When Verizon launched the HTC ThunderBolt, I was first in line at my local corporate store. Okay, I may have been the only person in line. And I was the only customer the representatives didn’t want to help. I wasn’t there to upgrade a line, just to purchase new hardware at retail value. After some convincing, I walked out less roughly $670 and one of the first consumers in the nation to put Verizon’s brand new LTE network to the test.

My mind was immediately blown at how fast the speeds were. I had been used to only 3G speeds on Verizon, where speed tests would max out around 3Mbps down and 0.5Mbps up … on a very unlikely good day. Twitter feeds would take 10 seconds or more to refresh, applications would take minutes to download, and streaming HD videos was like pulling teeth.

With the ThunderBolt and LTE, everything changed. Between logging into my Google account just before walking out of the store and clicking the seat belt in my car, the application restore process had finished by the time I left the parking lot – no more than five minutes after purchasing the phone.

It was like being on an expressway in a lane to yourself while everyone else was stuck in a traffic jam.

The mind-blowing uplink speeds on the HTC ThunderBolt turned out to be a fluke.

I remember heading to class after picking up the phone and testing out some speeds in Uptown Charlotte. Hitting between six and 8Mbps on a downlink, I couldn’t be more happy. And the uplink was unbelievable – between 30 and 87Mbps. Unfortunately, I later learned that the Speedtest.net application had not been updated with support for LTE speeds, and the uplink tests were a fluke.

I’ve been using LTE off and on for over two years now, and my perspective has completely changed.

Having to revert to anything slower than HSPA+ is a headache waiting to happen. For several of the reviews I’ve done for Pocketnow, I’ve had to live with EDGE and 3G speeds for weeks at a time. It makes you appreciate faster speeds, as does working with international devices all the time.

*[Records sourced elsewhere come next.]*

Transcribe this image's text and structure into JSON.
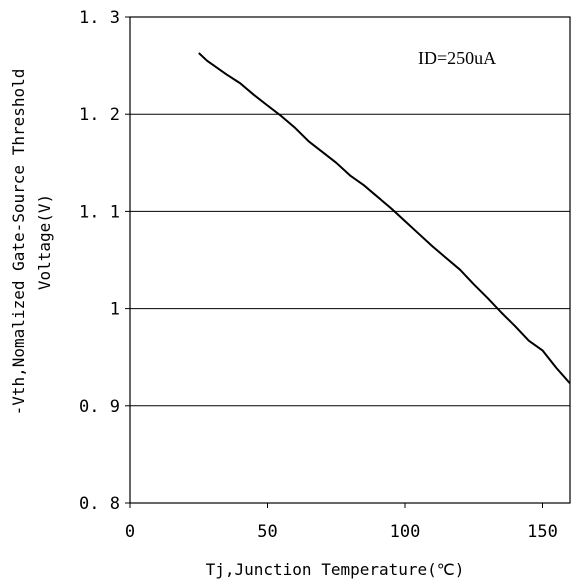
{
  "chart_data": {
    "type": "line",
    "xlabel": "Tj,Junction Temperature(℃)",
    "ylabel_lines": [
      "-Vth,Nomalized Gate-Source Threshold",
      "Voltage(V)"
    ],
    "annotation": "ID=250uA",
    "xlim": [
      0,
      160
    ],
    "ylim": [
      0.8,
      1.3
    ],
    "x_ticks": [
      0,
      50,
      100,
      150
    ],
    "x_tick_labels": [
      "0",
      "50",
      "100",
      "150"
    ],
    "y_ticks": [
      0.8,
      0.9,
      1.0,
      1.1,
      1.2,
      1.3
    ],
    "y_tick_labels": [
      "0. 8",
      "0. 9",
      "1",
      "1. 1",
      "1. 2",
      "1. 3"
    ],
    "grid": "horizontal",
    "series": [
      {
        "x": [
          25,
          28,
          35,
          40,
          45,
          50,
          55,
          60,
          65,
          70,
          75,
          80,
          85,
          90,
          95,
          100,
          105,
          110,
          115,
          120,
          125,
          130,
          135,
          140,
          145,
          150,
          155,
          160
        ],
        "y": [
          1.263,
          1.255,
          1.241,
          1.232,
          1.22,
          1.209,
          1.198,
          1.186,
          1.172,
          1.161,
          1.15,
          1.137,
          1.127,
          1.115,
          1.103,
          1.09,
          1.077,
          1.064,
          1.052,
          1.04,
          1.025,
          1.011,
          0.996,
          0.982,
          0.967,
          0.957,
          0.939,
          0.923
        ]
      }
    ]
  }
}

Currently, I do not own a smartphone capable of LTE speeds on AT&T. I have a global Galaxy Note II, a Nexus 4, a global Galaxy S III, and a host of old phones that probably don’t work anymore. I do, however, have a couple devices with Verizon LTE: the iPad mini and iPhone 5. And when I need to expedite a download or just have a hankering for some extra speed, I turn to my LTE devices.

Believe me, life with LTE is simply sweeter. Wait times are practically nonexistent, HD video streaming is great, and the overall experience is more in tune with high caliber smartphones that come with multiple cores and high clock speeds.

To date, I’ve probably ran a few thousand network speed tests from my personal devices, review units and friends’ devices. And I’ve seen LTE-capable smartphones with both great and poor speeds.

There’s nothing worse than opening up the Speedtest app and pressing the Begin Test button to only see your phone clock a few megabits higher than old 3G speeds. The worst LTE speeds I’ve seen have been in the ballpark of 4Mbps down and 6Mbps up on the fringe of Verizon’s LTE network reach.

Some of the fastest LTE speeds I’ve ever seen were clocked with the HTC First.

Luckily, some of the best speeds have put my home Internet connection to shame.

You would imagine some of the most recent flagships would be the phones delivering some of the breakneck speeds, right? Wrong. Michael’s run with various Galaxy S 4 models averaged about 10Mbps down and 4 to 5Mbps up in Boston. His time with the Sprint HTC One yielded an average of 8.92Mbps down and 5.35Mbps up. And my average speeds with the AT&T Galaxy S 4 in the Charlotte metro area were 14.17Mbps down and 8.8Mbps up.

None of those speeds were bad, so to speak, but they were hardly the fastest I’ve ever seen. In fact, they were mediocre, at best. The highest average LTE throughput I’ve clocked in a phone to date was with the HTC First, believe it or not. The average downlink was 38.54Mbps and the uplink average was 16.64Mbps. And the max speeds hit an impressive 56.63Mbps down and 20.74Mbps up.

That’s the fastest downlink I’ve clocked … ever, with any device (Yeah, yeah, I don’t want to hear about your 100Mb connection, or any of you with Google Fiber.) But the fastest uplink I’ve seen to date exceeded 40Mbps, which was done with the AT&T Galaxy Note II, if my memory hasn’t failed me.

Tell me, readers. What are the fastest speeds you’ve ever clocked with your smartphone? Do they compare with the HTC First? Blow it out of the water? Or, like many, are your LTE speeds shy of the ideal speed test?